Die Szene scheint einen Moment des inneren Kampfes darzustellen – vielleicht den Augenblick der Angst oder Verzweiflung vor dem bevorstehenden Leid. Die Nähe zwischen Mann und Engel deutet auf eine spirituelle Verbindung hin, aber auch auf die Schwierigkeit, Trost in einer Situation extremer Not zu finden. Der rote Überwurf könnte als Symbol für Blut oder Opfer interpretiert werden, während das Licht, das auf ihn fällt, Hoffnung oder göttliche Gnade andeuten könnte.

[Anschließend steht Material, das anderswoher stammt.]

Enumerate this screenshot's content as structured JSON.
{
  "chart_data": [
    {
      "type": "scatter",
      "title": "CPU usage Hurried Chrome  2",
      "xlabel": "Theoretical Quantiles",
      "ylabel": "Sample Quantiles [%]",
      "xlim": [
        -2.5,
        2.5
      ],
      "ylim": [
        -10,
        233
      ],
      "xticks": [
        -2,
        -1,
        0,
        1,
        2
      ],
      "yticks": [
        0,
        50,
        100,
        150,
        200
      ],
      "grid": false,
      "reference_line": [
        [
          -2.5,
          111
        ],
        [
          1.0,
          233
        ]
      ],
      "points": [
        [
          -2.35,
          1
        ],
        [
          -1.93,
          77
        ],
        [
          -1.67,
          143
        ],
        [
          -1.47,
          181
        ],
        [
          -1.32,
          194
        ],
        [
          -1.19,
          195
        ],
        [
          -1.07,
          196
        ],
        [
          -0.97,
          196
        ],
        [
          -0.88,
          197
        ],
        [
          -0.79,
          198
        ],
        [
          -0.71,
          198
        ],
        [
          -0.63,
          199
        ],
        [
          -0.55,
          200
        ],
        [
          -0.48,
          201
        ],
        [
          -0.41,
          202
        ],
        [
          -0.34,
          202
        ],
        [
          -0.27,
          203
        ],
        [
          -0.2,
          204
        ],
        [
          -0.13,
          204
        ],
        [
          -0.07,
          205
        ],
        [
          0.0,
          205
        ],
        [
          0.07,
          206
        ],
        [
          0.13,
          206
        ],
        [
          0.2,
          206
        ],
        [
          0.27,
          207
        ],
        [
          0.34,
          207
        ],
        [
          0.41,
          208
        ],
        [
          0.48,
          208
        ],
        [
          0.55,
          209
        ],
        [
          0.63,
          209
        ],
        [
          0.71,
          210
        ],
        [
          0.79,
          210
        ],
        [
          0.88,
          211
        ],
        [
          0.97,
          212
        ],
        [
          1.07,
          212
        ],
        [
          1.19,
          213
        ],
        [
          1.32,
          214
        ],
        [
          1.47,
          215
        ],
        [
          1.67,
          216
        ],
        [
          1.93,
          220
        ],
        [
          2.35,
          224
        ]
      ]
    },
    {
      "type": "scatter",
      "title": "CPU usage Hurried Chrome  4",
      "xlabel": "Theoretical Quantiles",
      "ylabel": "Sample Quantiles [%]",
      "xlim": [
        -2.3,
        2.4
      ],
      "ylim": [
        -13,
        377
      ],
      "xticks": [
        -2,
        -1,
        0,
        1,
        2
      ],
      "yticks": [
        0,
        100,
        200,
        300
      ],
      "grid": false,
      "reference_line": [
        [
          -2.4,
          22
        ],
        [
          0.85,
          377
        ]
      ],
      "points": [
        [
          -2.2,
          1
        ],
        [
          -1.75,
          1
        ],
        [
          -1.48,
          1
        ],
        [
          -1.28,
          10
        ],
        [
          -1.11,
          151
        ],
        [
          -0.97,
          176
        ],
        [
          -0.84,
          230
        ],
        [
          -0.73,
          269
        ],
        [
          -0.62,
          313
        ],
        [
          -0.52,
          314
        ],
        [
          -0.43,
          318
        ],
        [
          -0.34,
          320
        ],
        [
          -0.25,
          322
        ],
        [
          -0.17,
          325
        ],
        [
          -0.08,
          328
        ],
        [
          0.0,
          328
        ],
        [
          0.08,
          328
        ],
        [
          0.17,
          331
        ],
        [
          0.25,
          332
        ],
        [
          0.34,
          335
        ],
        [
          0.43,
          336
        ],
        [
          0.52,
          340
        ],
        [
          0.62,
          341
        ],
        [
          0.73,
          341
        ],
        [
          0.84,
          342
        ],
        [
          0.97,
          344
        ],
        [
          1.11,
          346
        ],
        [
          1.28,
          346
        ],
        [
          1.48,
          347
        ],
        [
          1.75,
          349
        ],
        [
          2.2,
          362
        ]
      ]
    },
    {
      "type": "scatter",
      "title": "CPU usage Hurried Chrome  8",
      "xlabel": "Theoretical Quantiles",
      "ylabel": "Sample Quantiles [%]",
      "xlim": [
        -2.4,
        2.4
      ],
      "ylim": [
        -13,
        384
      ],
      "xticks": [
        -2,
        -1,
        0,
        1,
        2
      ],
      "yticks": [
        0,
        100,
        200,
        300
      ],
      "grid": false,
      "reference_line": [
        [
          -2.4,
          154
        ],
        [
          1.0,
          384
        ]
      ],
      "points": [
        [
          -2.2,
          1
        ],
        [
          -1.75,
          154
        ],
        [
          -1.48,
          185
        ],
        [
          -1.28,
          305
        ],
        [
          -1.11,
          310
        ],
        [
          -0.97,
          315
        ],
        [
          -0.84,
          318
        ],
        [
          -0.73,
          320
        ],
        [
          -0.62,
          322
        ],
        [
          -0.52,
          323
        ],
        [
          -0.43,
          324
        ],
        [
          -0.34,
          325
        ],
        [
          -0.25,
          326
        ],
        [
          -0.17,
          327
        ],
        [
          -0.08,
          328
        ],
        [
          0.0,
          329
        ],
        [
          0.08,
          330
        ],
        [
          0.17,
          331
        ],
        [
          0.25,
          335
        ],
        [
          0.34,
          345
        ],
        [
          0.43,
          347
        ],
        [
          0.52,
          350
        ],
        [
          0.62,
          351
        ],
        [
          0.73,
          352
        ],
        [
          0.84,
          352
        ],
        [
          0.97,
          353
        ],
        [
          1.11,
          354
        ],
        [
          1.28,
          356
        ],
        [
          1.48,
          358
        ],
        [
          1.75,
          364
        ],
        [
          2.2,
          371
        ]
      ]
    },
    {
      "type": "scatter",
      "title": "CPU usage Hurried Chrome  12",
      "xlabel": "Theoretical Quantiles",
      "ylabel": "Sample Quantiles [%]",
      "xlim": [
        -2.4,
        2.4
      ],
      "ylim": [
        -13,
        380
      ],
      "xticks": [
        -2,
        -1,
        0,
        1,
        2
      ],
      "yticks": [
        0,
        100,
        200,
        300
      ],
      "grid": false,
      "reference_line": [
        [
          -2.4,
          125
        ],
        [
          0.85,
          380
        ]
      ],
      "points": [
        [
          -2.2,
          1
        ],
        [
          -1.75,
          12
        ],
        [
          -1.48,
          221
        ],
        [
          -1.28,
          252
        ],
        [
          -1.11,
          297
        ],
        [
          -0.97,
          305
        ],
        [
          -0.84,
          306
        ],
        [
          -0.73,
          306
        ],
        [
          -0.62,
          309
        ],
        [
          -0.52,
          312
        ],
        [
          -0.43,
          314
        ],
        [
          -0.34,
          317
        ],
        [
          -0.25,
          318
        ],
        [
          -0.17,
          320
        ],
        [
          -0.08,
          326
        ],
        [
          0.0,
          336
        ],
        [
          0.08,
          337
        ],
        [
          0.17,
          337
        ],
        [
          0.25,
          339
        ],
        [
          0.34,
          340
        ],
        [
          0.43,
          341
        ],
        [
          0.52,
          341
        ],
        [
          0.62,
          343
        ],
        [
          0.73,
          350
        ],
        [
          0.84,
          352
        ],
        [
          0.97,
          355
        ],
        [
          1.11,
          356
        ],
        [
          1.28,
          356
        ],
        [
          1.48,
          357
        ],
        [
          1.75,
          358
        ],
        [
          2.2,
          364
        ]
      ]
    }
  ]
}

Es liegt eine subtile Spannung zwischen der körperlichen Verletzlichkeit des Mannes und der überirdischen Präsenz des Engels vor. Die Darstellung ist weniger von heroischer Stärke als vielmehr von menschlicher Schwäche und dem Ringen mit existenziellen Fragen geprägt. Der Betrachter wird dazu angeregt, über die Natur des Glaubens, die Grenzen der menschlichen Erfahrung und die Möglichkeit spiritueller Unterstützung in Zeiten der Not nachzudenken.